The Australian dollar jumped more than one and a half US cents on Friday night as risk disappeared and investors cheered the return of the good old days by selling down the US dollar.
Oil closed above $US66 a barrel (up more than 100% from its lows five to six months ago) and copper also rose to be up 70% from its low as the US dollar again fell sharply, hitting a low of $US1.41.
The Aussie dollar closed at 80.10 USc after climbing above 80.50c, an eight month high.
The Aussie is now up 33% from its lows and well above the levels expected at this stage in the economic slide.
The Standard & Poor’s 500 index is up 36% since the low in early March.
Excitable international investors are pricing in recovery, even when it’s not going to happen for more than a year to any great degree.
Even though the flow of information from the US, Japan, Europe and the UK continues to suggest that the intensity of the recession is easing, there are few signs that there’s any meaningful recovery.
In fact, with General Motors scheduled to collapse gently into an arranged bankruptcy later today (and Chrysler, hopefully to emerge), markets are in almost celebratory mode: US bond rates, after spiking to 3.75% midweek for 10 year bonds, eased Friday to close at 3.46%, with much of the pressure off.

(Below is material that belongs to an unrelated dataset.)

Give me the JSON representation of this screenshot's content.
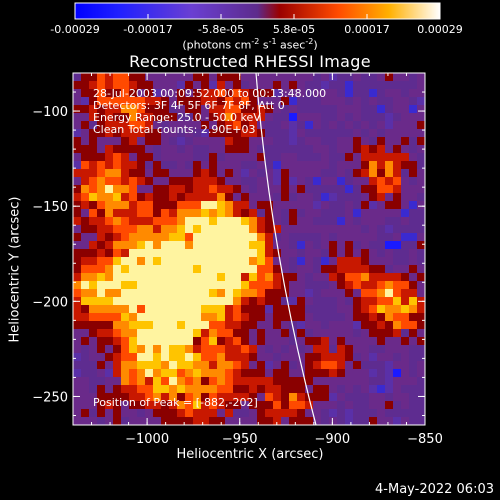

The greenback’s five-month low against major currencies saw sterling and the Australian dollar touch seven and eight-month highs respectively against the US dollar.
The euro hit its highest level against the dollar since last December.
Traders say both currencies are rising because of the return of risk appetite, which has in the past seen the US dollar weaken.
Sterling approached an eight-month peak near $US1.62 and had its best month against the US dollar since March 1985.
Not even those doubts about the huge US debt funding program and the record $US1.8 trillion American budget deficit were strong enough at the end of the week to limit the rebound in positive sentiment on Friday.
But the US 10-year Treasury still saw its largest two-month spike in yield in six years.
Bond yields fell Friday, but they are still up sharply since mid-March, when the Federal Reserve announced its plans for quantitative easing (by buying longer-dated Treasuries bonds to try and keep rates low).
The yield on 10 year bonds fell from 3.01% to around 2.52% when the move was announced on March 18, so the rise has been around 1%.
The rise has boosted mortgage rates, causing a sharp decline in applications in the past two weeks, which is not what the Fed wants to see.
The size of last week’s US government funding of $US101 billion did cause problems for the fixed interest market, but by Friday they had survived, but not without a rise in yields.
One of the reasons for the rise in the Australian dollar is the so-called carry trade: US investors are selling the American dollar to buy the Australian dollar and get returns well above what they can get in the US.
For example they can get over 5% for Australian government 10 year bonds against 3.45% or thereabouts in the US, or they can go short and get 3%-4% instead of under 2.5% for shorter-dated bonds.
Over the weekend there was another green shoot for markets to grasp.
Global car sales rose in April, thanks to a strong rebound in emerging markets, led by record sales in China, India and Brazil.
Canada’s Scotiabank said sales in those three markets rose to a record 10.3 million units (annual rate last month), up from 9.5 million in March and nearly one million units above the pre-crisis peak of 9.4 million set in May of last year.
Sales in the United States also rose briefly, but fell away, resulting in an annual rate of 9.3 million units, down from an average of 9.5 million in the first quarter.
Sales in Western Europe and Russia remain down 12% and 32% year-over-year respectively.
But annualised April sales of 1.2 million units in Western Europe was a small improvement over the first quarter as the car scrapping bonuses in Germany and France boosted sales.